Director General Health Rashid Jooma and Deputy USAID Mission Director Denise Herbol were also present on the occasion.
Dr. Nabeela Ali briefed various aspects of the Paiman project that benefited 5.7 million beneficiaries including women, their families, and the health care providers who serve them in some of the remotest areas of the country including Upper Dir, Buner, Dera Ghazi Khan, Lasbela, and Gwader.
She said that the results obtained from an end-line evaluation conducted under PAIMAN in 10 districts revealed an overall increase of 27 per cent births attended by skilled health providers — an indicator that is acknowledged internationally to significantly reduce chances of mothers and newborns dying during delivery or the postpartum period.
She said the antenatal check-ups during pregnancy increased 29 per cent while the postnatal care within 24 hours increased by 33 per cent.
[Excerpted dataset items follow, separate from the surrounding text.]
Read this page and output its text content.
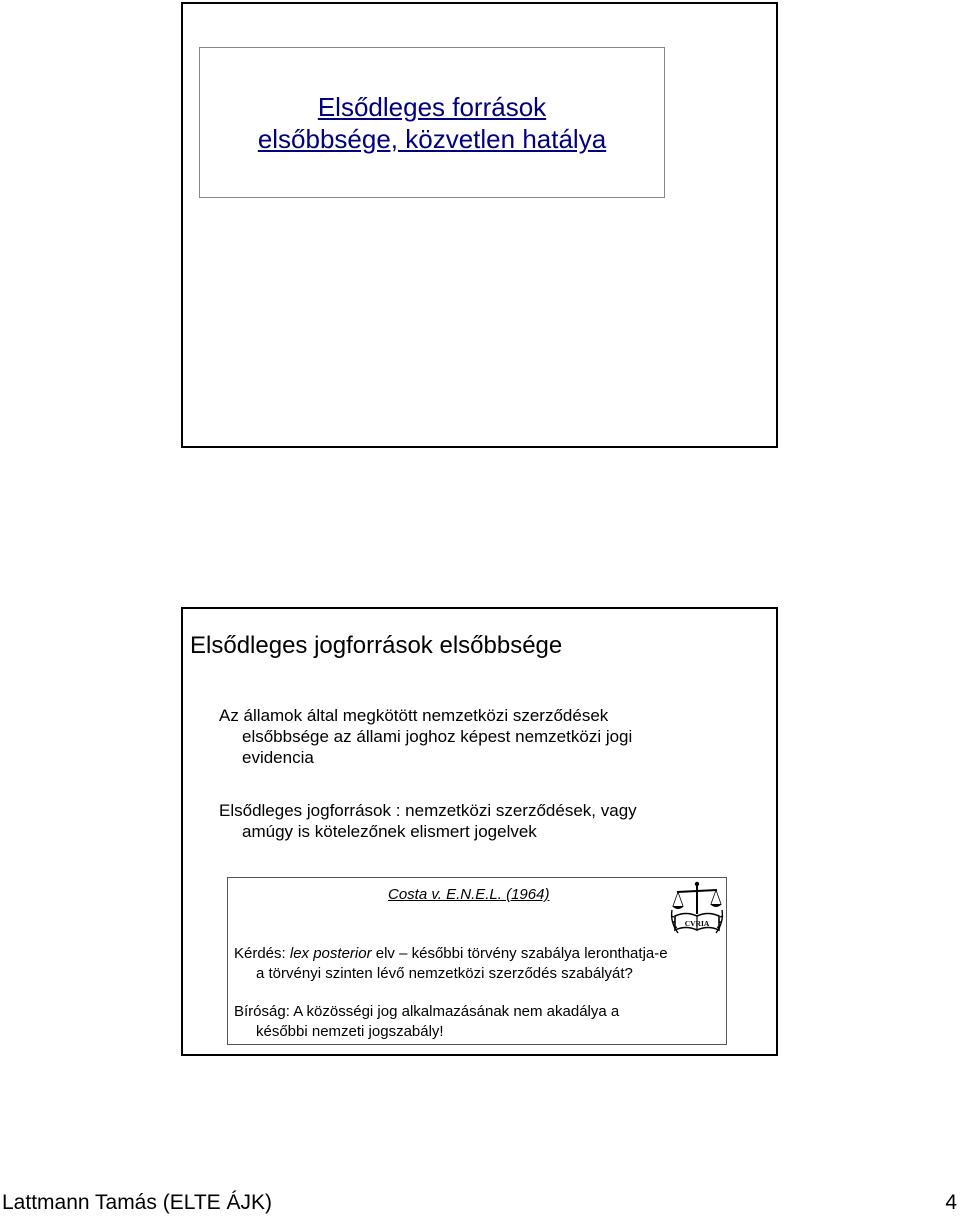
Elsődleges források
elsőbbsége, közvetlen hatálya
Elsődleges jogforrások elsőbbsége
Az államok által megkötött nemzetközi szerződések
elsőbbsége az állami joghoz képest nemzetközi jogi
evidencia
Elsődleges jogforrások : nemzetközi szerződések, vagy
amúgy is kötelezőnek elismert jogelvek
Costa v. E.N.E.L. (1964)
CVRIA
Kérdés: lex posterior elv – későbbi törvény szabálya leronthatja-e
a törvényi szinten lévő nemzetközi szerződés szabályát?
Bíróság: A közösségi jog alkalmazásának nem akadálya a
későbbi nemzeti jogszabály!
Lattmann Tamás (ELTE ÁJK)	4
The treatment of pregnant women with two tetanus toxoid shots increased from 48 per cent at baseline to 56 per cent at end line.
The project’s publicity penetrated into 70 per cent targeted population of those having mass media access with significant behaviour improvements.
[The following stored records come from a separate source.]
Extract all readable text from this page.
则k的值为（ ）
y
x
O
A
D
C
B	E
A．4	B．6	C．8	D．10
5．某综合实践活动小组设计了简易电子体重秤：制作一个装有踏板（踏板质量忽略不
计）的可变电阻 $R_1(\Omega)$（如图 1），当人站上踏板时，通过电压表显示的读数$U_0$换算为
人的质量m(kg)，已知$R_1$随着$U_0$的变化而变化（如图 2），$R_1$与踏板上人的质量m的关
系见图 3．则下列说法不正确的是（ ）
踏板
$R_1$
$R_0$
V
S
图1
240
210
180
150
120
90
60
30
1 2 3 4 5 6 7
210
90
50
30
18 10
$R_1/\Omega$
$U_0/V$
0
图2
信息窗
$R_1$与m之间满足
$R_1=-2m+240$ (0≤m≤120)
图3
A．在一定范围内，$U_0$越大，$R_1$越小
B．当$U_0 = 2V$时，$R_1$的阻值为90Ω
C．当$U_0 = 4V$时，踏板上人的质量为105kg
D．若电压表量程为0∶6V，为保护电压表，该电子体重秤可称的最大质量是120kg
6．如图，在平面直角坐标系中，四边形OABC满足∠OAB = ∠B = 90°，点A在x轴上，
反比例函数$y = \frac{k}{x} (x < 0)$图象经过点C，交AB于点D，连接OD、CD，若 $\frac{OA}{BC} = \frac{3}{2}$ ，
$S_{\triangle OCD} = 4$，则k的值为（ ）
The project, she said was focused on specific districts, but many of its interventions had national impact including capacity building of managers, advocacy for mothers’ health and mass media initiatives. Paiman broadcasted more than 36 hours of TV and radio programmes aimed at improving knowledge and attitudes about mother and child health problems. The project empowered 2,200 young women to become community midwifes and provide skilled health services to mothers and children besides earning income for themselves and their families.
This was in addition to training 11,057 lady health workers in communication skills and group counselling and 5,262 staff of various health facilities in providing skilled care to women and children. Furthermore, the project upgraded 57 training facilities including midwifery schools and renovated and upgraded 89 health facilities.
Dr. Nabeela concluded that Paiman had measurably impacted the health of mothers and newborns in its 24 districts and had left staff trained in essential maternal and newborn skills.
She advised the federal and provincial health ministries to scale up the Paiman model to all districts in Pakistan so that mothers and newborns nationwide can receive the same health benefits.
She lauded the generous support of the American people through USAID for the healthcare of Pakistan’s women and children.